# WB/BOW under KC Wilson for Lush



## solinvictus (Oct 23, 2008)

Congratulations!!!


----------



## AmberSunrise (Apr 1, 2009)

Congratulations


----------



## inge (Sep 20, 2009)

congratulations!


----------



## Tahnee GR (Aug 26, 2006)

Yay, Lushie! Congratulations!


----------



## Ljilly28 (Jan 22, 2008)

Trying to cash ribbons in for cookies


----------



## Ljilly28 (Jan 22, 2008)

Young handler Sarah Crepeau did a wonderful job with Lushie:


----------



## Ljilly28 (Jan 22, 2008)

After the show, before driving home to Maine, we went for a hike with the WB from the day before and my other 3 goldens:


----------



## Rainheart (Nov 28, 2010)

Wonderful news, congratulations!!


----------



## hotel4dogs (Sep 29, 2008)

yay! congratulations! how many points was it worth?


----------



## Sally's Mom (Sep 20, 2010)

Congratulations, I saw the results on infodog. Let me say that for me this weekend, three of the four dogs were easy breezy. My boy, Marty IS a handful.


----------



## Lucky Penny (Nov 13, 2011)

Congrats! Way to go Lushie!


----------



## hvgoldens4 (Nov 25, 2009)

Congrats to Jill and to Lushie Plushie  All of us at Harborview couldn't be more proud!!!!


----------



## Ljilly28 (Jan 22, 2008)

I think the catalog is marked wrong, and that Lushie went BOW instead of the boy! I have the ribbon, she took the photo, and everyone congratulated me for it, lol. Should I do something about that?


----------



## Ljilly28 (Jan 22, 2008)

I talked to handler Sarah, and she emailed them. They did make a mistake.


----------



## OnMyWay2MyDreams (Feb 13, 2011)

Congrats! Lushie is absolutely stunning! Hope you get many more!


----------



## hvgoldens4 (Nov 25, 2009)

The online results the day of the show will often have a mistake for BOW, etc in them. They go thru again and make sure the results are correct when they add the number of dogs dfeated if there was a group placement for BOB and when the points are added next to the win.

What the online catalog says is not what is important.
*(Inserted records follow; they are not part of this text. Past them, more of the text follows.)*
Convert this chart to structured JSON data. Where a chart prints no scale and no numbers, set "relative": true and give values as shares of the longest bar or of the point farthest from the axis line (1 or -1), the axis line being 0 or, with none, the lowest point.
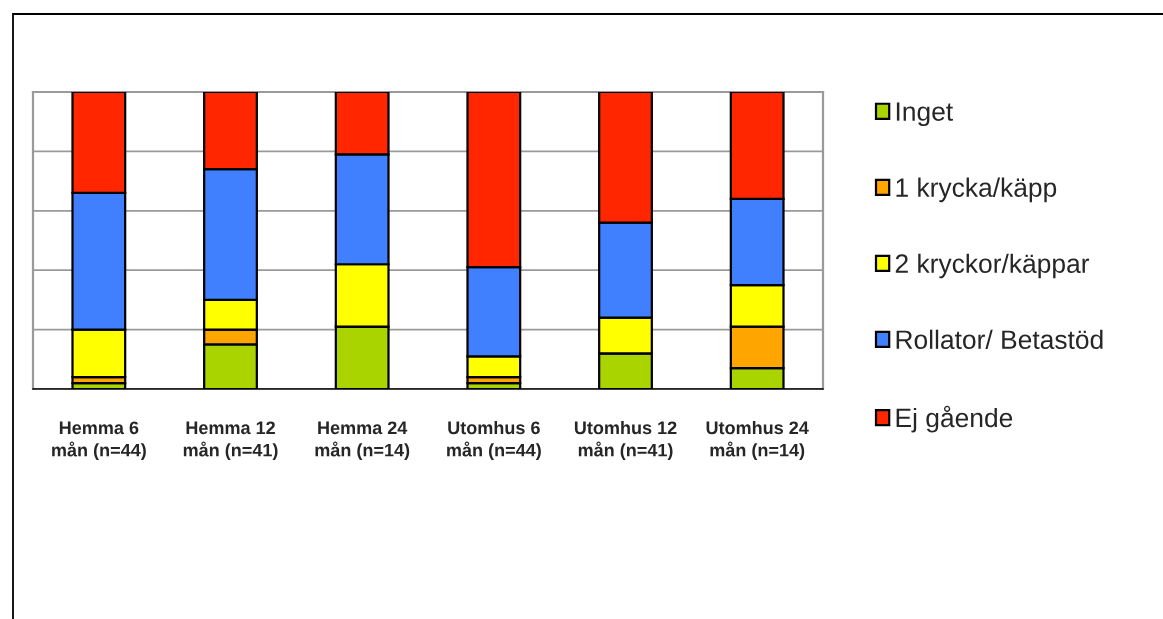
{
  "chart_data": {
    "type": "bar",
    "stacked": true,
    "relative": true,
    "categories": [
      "Hemma 6\nmån (n=44)",
      "Hemma 12\nmån (n=41)",
      "Hemma 24\nmån (n=14)",
      "Utomhus 6\nmån (n=44)",
      "Utomhus 12\nmån (n=41)",
      "Utomhus 24\nmån (n=14)"
    ],
    "series": [
      {
        "name": "Inget",
        "color": "#aad400",
        "values": [
          0.02,
          0.15,
          0.21,
          0.02,
          0.12,
          0.07
        ]
      },
      {
        "name": "1 krycka/käpp",
        "color": "#ffa500",
        "values": [
          0.02,
          0.05,
          0,
          0.02,
          0,
          0.14
        ]
      },
      {
        "name": "2 kryckor/käppar",
        "color": "#ffff00",
        "values": [
          0.16,
          0.1,
          0.21,
          0.07,
          0.12,
          0.14
        ]
      },
      {
        "name": "Rollator/ Betastöd",
        "color": "#4080ff",
        "values": [
          0.46,
          0.44,
          0.37,
          0.3,
          0.32,
          0.29
        ]
      },
      {
        "name": "Ej gående",
        "color": "#ff2600",
        "values": [
          0.34,
          0.26,
          0.21,
          0.59,
          0.44,
          0.36
        ]
      }
    ],
    "grid": "y",
    "legend": "right",
    "tick_labels": "x"
  }
}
It matters what the judges book says. In this case, BOW didn't mean a difference in the number of points awarded but sometimes it does.

This is why you ALWAYS want a picture of the win with the ribbons. This way, you can prove to the AKC what awards were won "IF" there is a mistake in the judges book.


----------



## Kmullen (Feb 17, 2010)

Congrats Jill! She looks great!


----------



## Elisabeth Kazup (Aug 23, 2008)

Congratulations! I don't have much knowledge about dog titles. What do the initials mean?


----------



## HiTideGoldens (Dec 29, 2009)

I've had mistakes happen 3 times with Jack's points. Every time I had the win photo to show proof of the win and the situation was resolved. I have heard of 2 different stories where people didn't take a win photo and the AKC wouldn't correct the results. I will always take a picture!!! 
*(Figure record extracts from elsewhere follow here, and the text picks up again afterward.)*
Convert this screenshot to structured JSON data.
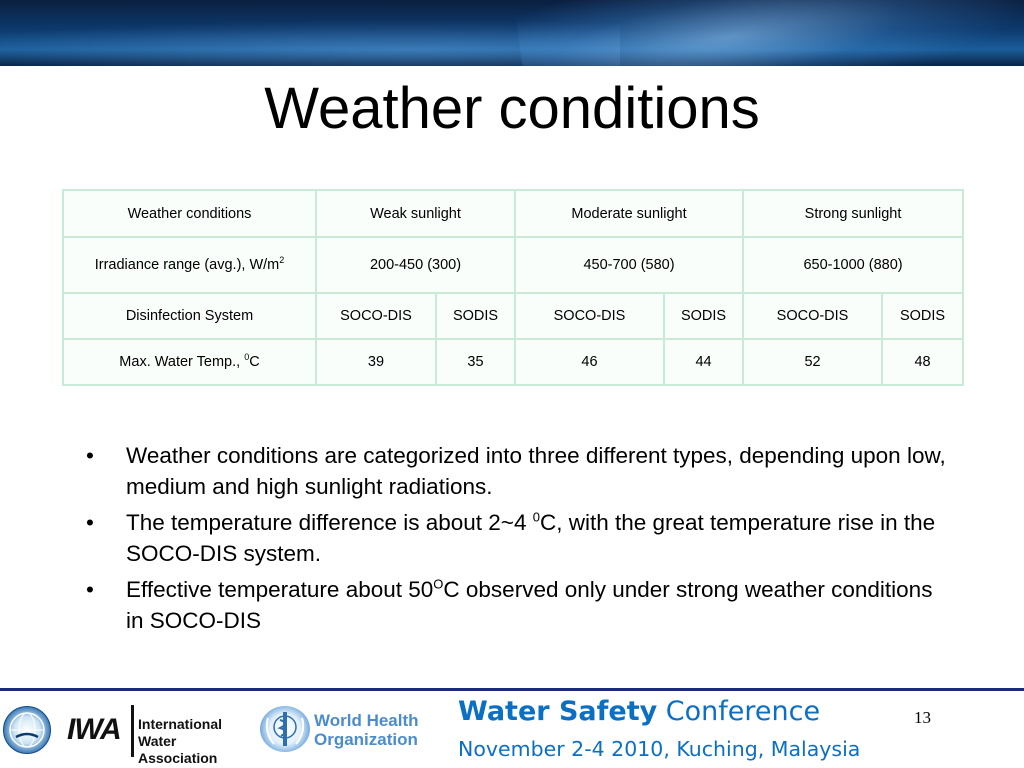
{
  "slide": {
    "title": "Weather conditions",
    "page_number": "13"
  },
  "table": {
    "header_row": {
      "label": "Weather conditions",
      "weak": "Weak sunlight",
      "moderate": "Moderate sunlight",
      "strong": "Strong sunlight"
    },
    "irradiance_row": {
      "label": "Irradiance range (avg.), W/m",
      "label_sup": "2",
      "weak": "200-450 (300)",
      "moderate": "450-700 (580)",
      "strong": "650-1000 (880)"
    },
    "system_row": {
      "label": "Disinfection System",
      "cells": [
        "SOCO-DIS",
        "SODIS",
        "SOCO-DIS",
        "SODIS",
        "SOCO-DIS",
        "SODIS"
      ]
    },
    "temp_row": {
      "label_pre": "Max. Water Temp., ",
      "label_sup": "0",
      "label_post": "C",
      "cells": [
        "39",
        "35",
        "46",
        "44",
        "52",
        "48"
      ]
    }
  },
  "bullets": {
    "marker": "•",
    "b1": "Weather conditions are categorized into three different types, depending upon low, medium and high sunlight radiations.",
    "b2_pre": "The temperature difference is about 2~4 ",
    "b2_sup": "0",
    "b2_post": "C, with the great temperature rise in the SOCO-DIS system.",
    "b3_pre": "Effective temperature about 50",
    "b3_sup": "O",
    "b3_post": "C observed only under strong weather conditions in SOCO-DIS"
  },
  "footer": {
    "iwa_mark": "IWA",
    "iwa_line1": "International",
    "iwa_line2": "Water Association",
    "who_line1": "World Health",
    "who_line2": "Organization",
    "conf_bold": "Water Safety",
    "conf_rest": " Conference",
    "conf_date": "November 2-4 2010, Kuching, Malaysia"
  },
  "colors": {
    "banner": "#0d3a6e",
    "table_border": "#c9ead9",
    "table_fill": "#f9fefb",
    "footer_rule": "#1d2b7a",
    "conference_text": "#0b6fc4"
  }
}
And Penny's Mom, BOW isn't a title. WD/WB/BOW/BOS/BOB - none of them are titles. It means that day Lush was Best of Winners, i.e. between the Winners Dog and Lush, the judge thought Lush was the better of the two in the ring that day. But it's not something that would go after her name as a title.


----------



## Elisabeth Kazup (Aug 23, 2008)

I kind of knew that, just didn't say it right. I've heard of Best of Show and Best of Breed but not the others. Thanks!


----------



## vcm5 (Apr 20, 2011)

Congratulations! Wonderful pictures!


----------



## JDandBigAm (Aug 25, 2008)

What great news! You are a lucky girl to be surrounded by beautiful Goldens. I'll bet Lushie loved the romp with her brothers more than the show. She is gorgeous.


----------



## Ljilly28 (Jan 22, 2008)

Thanks everyone! She is still so young, so I am very pleased. On to judge Sandy Gunn, lol.


----------